Eduardo Mara, é cientista social, doutor em serviço social pela Universidade Federal de Pernambuco (UFPE) e membro da Direção Nacional da Consulta Popular. Na entrevista concedida ao Brasil de Fato Pernambuco ele reitera o papel e a importância da Frente Brasil Popular na luta contra o golpe em curso no Brasil.
Brasil de Fato: Hoje, na Frente Brasil Popular, qual o eixo que orienta a unidade entre os movimentos sindicais e os movimentos populares?

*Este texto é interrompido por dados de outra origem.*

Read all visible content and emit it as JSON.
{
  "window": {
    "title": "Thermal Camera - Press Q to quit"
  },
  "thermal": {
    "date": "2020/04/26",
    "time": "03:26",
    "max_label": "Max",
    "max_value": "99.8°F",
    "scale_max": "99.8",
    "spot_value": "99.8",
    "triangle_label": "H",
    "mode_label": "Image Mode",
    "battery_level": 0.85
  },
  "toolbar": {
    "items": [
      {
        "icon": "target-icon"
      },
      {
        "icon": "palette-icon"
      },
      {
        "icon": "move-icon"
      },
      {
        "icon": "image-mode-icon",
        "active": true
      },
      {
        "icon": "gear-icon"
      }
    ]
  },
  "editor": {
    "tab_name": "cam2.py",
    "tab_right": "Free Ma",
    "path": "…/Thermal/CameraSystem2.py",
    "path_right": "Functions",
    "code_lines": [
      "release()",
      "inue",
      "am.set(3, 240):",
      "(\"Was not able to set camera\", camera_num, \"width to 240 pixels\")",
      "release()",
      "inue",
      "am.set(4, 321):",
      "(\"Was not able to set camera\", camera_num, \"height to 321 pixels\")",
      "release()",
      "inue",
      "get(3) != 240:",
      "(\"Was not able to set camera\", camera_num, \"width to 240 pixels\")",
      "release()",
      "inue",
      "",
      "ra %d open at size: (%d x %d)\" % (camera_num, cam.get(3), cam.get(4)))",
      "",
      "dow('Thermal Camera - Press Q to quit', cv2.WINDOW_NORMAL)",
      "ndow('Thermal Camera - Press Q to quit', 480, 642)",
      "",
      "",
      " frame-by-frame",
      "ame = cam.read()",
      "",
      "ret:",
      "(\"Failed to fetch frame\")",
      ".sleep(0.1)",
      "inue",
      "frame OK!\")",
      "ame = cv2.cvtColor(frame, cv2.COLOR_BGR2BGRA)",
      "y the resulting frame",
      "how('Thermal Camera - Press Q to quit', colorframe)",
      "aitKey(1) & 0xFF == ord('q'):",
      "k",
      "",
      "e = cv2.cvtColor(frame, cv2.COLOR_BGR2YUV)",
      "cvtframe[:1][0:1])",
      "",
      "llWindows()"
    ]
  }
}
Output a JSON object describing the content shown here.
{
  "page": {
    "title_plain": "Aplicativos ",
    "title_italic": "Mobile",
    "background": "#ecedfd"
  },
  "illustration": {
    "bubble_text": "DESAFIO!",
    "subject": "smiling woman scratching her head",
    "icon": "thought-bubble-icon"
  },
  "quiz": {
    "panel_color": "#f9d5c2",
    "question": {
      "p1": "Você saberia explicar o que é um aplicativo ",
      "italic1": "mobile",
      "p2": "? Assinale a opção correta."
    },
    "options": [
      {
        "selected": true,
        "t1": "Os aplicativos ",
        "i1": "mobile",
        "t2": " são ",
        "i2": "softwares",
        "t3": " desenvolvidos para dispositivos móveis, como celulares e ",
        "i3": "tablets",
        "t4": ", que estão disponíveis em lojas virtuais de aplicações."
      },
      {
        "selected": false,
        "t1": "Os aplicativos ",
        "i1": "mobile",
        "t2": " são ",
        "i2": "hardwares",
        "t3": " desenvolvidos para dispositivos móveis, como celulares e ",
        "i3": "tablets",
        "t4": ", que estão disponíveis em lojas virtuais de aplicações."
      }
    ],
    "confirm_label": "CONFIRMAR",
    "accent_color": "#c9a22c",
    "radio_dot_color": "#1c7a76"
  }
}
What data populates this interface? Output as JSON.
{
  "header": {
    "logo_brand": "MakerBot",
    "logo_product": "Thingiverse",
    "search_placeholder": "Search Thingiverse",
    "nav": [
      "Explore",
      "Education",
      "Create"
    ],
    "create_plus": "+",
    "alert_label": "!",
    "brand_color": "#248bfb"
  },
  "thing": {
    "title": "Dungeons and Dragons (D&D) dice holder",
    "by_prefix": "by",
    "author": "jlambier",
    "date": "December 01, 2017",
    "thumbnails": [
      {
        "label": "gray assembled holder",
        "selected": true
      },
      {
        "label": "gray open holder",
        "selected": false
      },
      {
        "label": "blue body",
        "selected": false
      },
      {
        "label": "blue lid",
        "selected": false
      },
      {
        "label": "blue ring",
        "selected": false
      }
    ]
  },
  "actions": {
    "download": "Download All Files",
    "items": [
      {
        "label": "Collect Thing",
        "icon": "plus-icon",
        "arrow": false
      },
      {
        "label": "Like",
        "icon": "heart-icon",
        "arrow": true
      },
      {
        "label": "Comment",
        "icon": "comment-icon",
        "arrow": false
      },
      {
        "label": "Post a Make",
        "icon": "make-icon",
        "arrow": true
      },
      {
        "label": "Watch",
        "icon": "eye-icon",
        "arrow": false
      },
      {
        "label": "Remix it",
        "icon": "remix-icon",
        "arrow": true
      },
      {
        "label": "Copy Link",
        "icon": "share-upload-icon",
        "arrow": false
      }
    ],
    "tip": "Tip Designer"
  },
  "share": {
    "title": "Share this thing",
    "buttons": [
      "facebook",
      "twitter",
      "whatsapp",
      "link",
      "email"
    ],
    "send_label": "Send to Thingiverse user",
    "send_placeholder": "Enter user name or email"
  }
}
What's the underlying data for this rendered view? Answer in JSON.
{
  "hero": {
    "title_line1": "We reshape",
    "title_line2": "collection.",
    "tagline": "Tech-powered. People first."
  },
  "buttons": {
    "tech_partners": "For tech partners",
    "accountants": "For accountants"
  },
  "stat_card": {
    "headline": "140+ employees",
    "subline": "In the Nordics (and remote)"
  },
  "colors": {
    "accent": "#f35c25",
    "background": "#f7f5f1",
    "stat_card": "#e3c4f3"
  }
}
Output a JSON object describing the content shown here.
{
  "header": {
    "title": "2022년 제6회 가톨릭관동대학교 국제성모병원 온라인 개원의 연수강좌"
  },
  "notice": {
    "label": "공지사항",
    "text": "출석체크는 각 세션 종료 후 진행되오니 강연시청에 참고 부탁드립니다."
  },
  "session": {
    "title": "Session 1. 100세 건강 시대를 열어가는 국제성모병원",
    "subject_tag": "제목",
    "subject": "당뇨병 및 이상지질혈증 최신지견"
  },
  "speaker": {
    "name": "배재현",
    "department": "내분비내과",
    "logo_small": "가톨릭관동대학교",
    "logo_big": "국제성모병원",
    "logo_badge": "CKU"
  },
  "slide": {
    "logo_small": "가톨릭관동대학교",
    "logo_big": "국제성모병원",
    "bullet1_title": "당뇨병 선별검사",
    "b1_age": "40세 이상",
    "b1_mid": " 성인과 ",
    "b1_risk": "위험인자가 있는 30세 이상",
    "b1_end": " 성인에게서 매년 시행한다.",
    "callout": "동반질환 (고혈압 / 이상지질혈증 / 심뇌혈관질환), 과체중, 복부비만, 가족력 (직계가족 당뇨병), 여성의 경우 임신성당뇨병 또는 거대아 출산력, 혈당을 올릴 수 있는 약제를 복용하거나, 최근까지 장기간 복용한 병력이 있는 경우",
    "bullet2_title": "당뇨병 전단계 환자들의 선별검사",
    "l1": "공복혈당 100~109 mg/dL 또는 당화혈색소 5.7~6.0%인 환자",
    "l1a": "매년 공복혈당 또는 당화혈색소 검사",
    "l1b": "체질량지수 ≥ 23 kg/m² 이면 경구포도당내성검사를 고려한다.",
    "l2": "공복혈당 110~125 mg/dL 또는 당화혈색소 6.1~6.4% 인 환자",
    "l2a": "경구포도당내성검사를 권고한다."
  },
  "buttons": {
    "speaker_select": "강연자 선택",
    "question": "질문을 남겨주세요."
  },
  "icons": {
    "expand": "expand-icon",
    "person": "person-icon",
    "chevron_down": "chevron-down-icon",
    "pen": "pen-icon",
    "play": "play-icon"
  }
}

Eduardo Mara: Eu diria que existem dois eixos principais e interdependentes. O primeiro deles é a luta contra o retrocesso e a barbárie imposta pela retomada das reformas neoliberais e que pode ser resumida na palavra de ordem “Nenhum Direito a Menos”. A maior expressão disso hoje são as lutas contra as reformas da previdência e trabalhista que mobilizaram as duas grandes paralizações nacionais do dia 28 de abril e agora no último dia 30. Mas é um eixo bastante amplo porque trata não somente das reformas que estão em votação no congresso nos dias correntes, mas também de toda a política de abertura do Brasil aos desmandos do capital estrangeiro, à privatização das nossas riquezas, etc.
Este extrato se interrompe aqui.